The essence of an IRT-based model, Vigillo’s Bryan noted, is that rather than using “classical test theory” where “cumulative scores” matter the most – how many questions in total one answered correctly – it focuses on the “individual items” or questions themselves.
Bryan shared the results on an informal online survey he conducted ahead of ATA’s annual conference design to gauge “common knowledge” among respondents – could they identify the Gettysburg address, the age of the known fossil record (3.5 billion years), etc.
Yet within this survey he added a cinema trivia question – when was the first Fast & Furious movie released? (June 22, 2001). Using IRT, he then sorted the answer sets and found that those who answered the Fast & Furious question right got almost everything else wrong.
“So it’s not just about whether you answer a question right or wrong,” Bryan explained. “It’s about whether are you answering a question correctly that in actuality has a negative value. It’s about un-wrapping the questions themselves to see where the real knowledge is.”
In a safety context, he said IRT will help “shine a light” on “cultural weaknesses” among motor carriers that ultimately lead to a higher crash risk.
FMCSA’s DeLorenzo added that this type of modeling is what will help his agency measure motor carrier safety programs as part of the “Beyond Compliance” metric that it is developing.
“It’s about how do we measure those ‘above and beyond’ non-regulatory safety practices some motor carriers use,” he explained.
Getting more and better data
To use IRT to its fullest extent, DeLorenzo noted that the NAS report is encouraging his agency not only to find ways to improve roadside inspection data quality being reported by state enforcement agencies but to expand its data pool to include other metrics such as a driver pay, driver turnover, and cargo characteristics.
He also hopes that IRT will help improve FMCSA’s data review process, known as “DataQ,” which allows motor carriers to challenge data that they consider inaccurate or incomplete.
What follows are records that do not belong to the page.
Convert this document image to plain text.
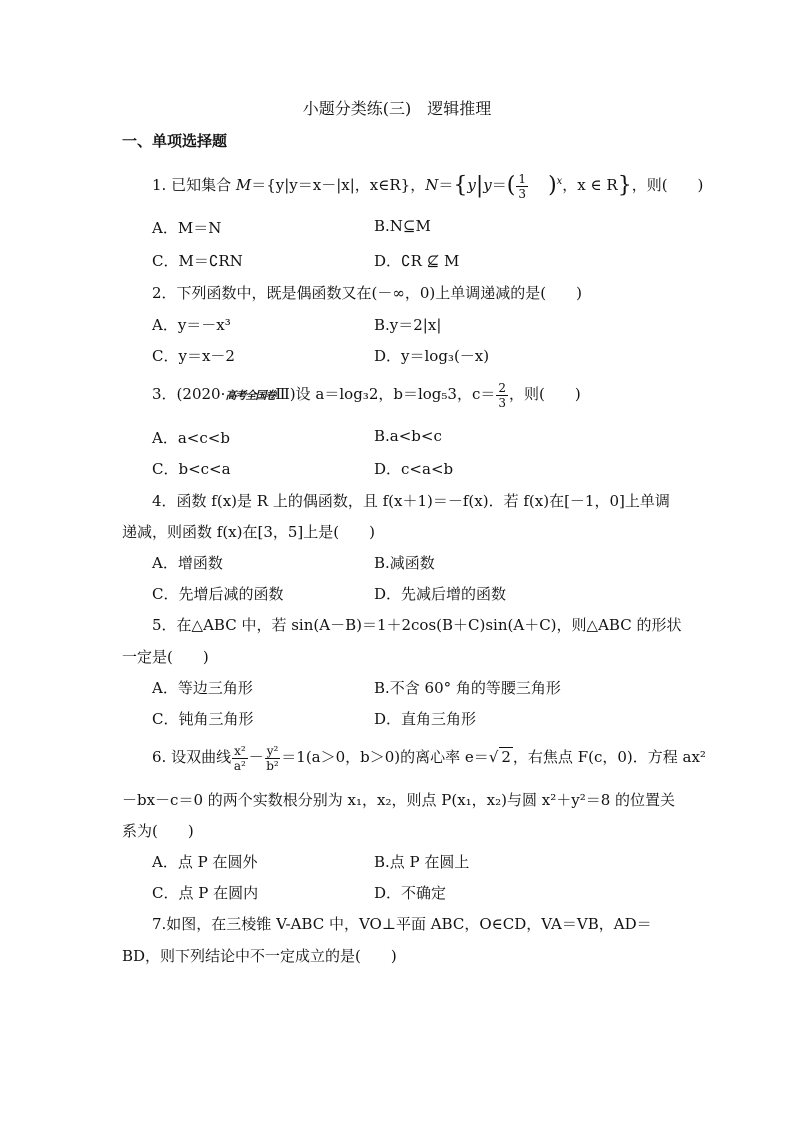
小题分类练(三)　逻辑推理
一、单项选择题
1. 已知集合 M＝{y|y＝x－|x|，x∈R}，$N=\{y|y=( \frac{1}{3} )^x$，x ∈ R}，则(　　)
A．M＝N	B.N⊆M
C．M＝∁RN	D．∁R ⊈ M
2．下列函数中，既是偶函数又在(－∞，0)上单调递减的是(　　)
A．y＝－x³	B.y＝2|x|
C．y＝x－2	D．y＝log₃(－x)
3．(2020·高考全国卷Ⅲ)设 a＝log₃2，b＝log₅3，$c= \frac{2}{3}$ ，则(　　)
A．a<c<b	B.a<b<c
C．b<c<a	D．c<a<b
4．函数 f(x)是 R 上的偶函数，且 f(x＋1)＝－f(x)．若 f(x)在[－1，0]上单调
递减，则函数 f(x)在[3，5]上是(　　)
A．增函数	B.减函数
C．先增后减的函数	D．先减后增的函数
5．在△ABC 中，若 sin(A－B)＝1＋2cos(B＋C)sin(A＋C)，则△ABC 的形状
一定是(　　)
A．等边三角形	B.不含 60° 角的等腰三角形
C．钝角三角形	D．直角三角形
6. 设双曲线 $\frac{\text{x²}}{\text{a²}} - \frac{\text{y²}}{\text{b²}} =1(a>0$，b＞0)的离心率 e＝√ 2 ，右焦点 F(c，0)．方程 ax²
－bx－c＝0 的两个实数根分别为 x₁，x₂，则点 P(x₁，x₂)与圆 x²＋y²＝8 的位置关
系为(　　)
A．点 P 在圆外	B.点 P 在圆上
C．点 P 在圆内	D．不确定
7.如图，在三棱锥 V-ABC 中，VO⊥平面 ABC，O∈CD，VA＝VB，AD＝
BD，则下列结论中不一定成立的是(　　)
“Less than 1% of the data out there ends up in the DataQ process,” DeLorenzo explained, which he said is “significant” since the safety data pool FMCSA works from is comprised of 3.5 million inspections and 7 million violations annually based on a population of 537,000 motor carriers.
“But it does create a fairness issue and we do need to focus on data quality as a result,” he noted. “Data quality is key in terms of monitoring highway safety as miles driven in downtown Washington D.C. are not the same as miles driven on the highway.”
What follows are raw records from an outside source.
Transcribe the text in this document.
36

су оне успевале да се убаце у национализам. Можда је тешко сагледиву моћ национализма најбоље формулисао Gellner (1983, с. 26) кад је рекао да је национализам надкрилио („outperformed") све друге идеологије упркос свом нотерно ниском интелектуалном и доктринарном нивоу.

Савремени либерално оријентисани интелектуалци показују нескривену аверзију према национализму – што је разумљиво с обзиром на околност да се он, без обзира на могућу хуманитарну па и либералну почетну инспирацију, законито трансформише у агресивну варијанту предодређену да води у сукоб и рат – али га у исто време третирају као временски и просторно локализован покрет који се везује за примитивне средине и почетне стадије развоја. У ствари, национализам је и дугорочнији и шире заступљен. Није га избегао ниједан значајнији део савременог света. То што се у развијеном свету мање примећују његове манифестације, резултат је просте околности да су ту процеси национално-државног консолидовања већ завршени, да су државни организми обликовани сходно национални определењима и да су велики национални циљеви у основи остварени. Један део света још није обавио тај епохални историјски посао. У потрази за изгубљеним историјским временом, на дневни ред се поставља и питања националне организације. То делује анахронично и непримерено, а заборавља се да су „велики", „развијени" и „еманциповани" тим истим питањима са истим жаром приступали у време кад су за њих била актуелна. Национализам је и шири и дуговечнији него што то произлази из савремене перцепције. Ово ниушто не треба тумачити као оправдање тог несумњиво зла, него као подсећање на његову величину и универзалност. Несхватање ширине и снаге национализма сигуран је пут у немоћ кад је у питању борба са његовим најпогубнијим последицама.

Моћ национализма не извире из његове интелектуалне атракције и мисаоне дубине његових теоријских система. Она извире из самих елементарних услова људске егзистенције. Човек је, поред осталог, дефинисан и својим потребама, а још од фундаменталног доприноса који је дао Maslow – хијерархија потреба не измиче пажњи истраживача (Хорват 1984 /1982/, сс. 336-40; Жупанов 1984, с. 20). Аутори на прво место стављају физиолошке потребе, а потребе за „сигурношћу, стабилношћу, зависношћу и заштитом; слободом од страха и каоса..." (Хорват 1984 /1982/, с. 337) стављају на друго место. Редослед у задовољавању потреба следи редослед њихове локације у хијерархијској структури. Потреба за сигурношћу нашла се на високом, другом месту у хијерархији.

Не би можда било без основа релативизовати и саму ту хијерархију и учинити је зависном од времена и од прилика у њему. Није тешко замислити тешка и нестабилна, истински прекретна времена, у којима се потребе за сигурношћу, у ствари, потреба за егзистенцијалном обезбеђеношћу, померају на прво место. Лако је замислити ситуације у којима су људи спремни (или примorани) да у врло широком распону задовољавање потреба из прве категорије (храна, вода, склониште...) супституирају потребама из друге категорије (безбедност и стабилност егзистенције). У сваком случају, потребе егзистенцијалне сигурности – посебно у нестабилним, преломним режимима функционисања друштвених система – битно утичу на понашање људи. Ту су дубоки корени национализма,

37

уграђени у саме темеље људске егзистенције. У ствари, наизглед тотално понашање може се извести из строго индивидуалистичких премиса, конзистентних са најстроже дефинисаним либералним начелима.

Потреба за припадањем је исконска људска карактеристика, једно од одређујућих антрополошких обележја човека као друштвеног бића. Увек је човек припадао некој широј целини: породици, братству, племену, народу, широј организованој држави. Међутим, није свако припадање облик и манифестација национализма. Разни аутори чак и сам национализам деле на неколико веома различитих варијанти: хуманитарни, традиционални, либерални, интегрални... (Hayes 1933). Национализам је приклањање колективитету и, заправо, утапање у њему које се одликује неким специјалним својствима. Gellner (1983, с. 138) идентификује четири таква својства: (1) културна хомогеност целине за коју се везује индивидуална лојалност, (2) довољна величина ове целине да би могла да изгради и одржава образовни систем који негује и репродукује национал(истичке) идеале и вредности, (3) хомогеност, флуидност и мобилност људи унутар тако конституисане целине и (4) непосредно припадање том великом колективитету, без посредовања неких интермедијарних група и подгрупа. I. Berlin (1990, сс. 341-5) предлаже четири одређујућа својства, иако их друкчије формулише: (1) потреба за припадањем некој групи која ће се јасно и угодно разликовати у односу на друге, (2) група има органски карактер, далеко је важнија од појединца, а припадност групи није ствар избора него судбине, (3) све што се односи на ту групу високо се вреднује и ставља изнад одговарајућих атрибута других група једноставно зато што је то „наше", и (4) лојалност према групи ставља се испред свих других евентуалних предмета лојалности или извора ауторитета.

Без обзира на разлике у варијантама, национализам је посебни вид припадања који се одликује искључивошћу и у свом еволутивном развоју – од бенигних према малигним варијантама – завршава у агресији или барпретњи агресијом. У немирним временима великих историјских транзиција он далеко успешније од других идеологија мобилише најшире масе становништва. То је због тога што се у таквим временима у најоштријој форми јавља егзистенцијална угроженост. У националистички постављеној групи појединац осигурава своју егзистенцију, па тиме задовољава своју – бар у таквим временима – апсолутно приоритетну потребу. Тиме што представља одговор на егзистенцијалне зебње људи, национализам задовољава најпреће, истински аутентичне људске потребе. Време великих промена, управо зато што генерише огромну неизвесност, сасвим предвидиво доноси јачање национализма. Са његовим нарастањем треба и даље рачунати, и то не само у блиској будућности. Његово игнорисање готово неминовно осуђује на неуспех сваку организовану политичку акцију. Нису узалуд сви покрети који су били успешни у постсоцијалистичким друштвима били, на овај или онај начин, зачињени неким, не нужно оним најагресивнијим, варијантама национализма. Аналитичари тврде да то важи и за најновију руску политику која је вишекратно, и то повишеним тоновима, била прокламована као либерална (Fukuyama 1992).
IRT is also “smart enough” to adjust to a flow of “imperfect” data as well, added Vigillo’s Bryan, making adjustments not just for state-to-state comparison of roadside inspection results but also whether the motor carrier in question operates three trucks versus 1,000 trucks or operates in North Dakota versus New Jersey.
“IRT is not perfect but better,” he said. “The quest for perfect, normalized data is just not possible.”
On top of that, DeLorenzo noted that half of the inspection reports currently coming into FMCSA’s SMS program contain no violations, yet the vehicle out-of-service rate continues to hover at 20%.
“That rate hasn’t changed for decades,” he explained, which is one reason why FMCSA will be working to use both “absolute” and “relative” metrics to decide on which motor carriers receive safety interventions.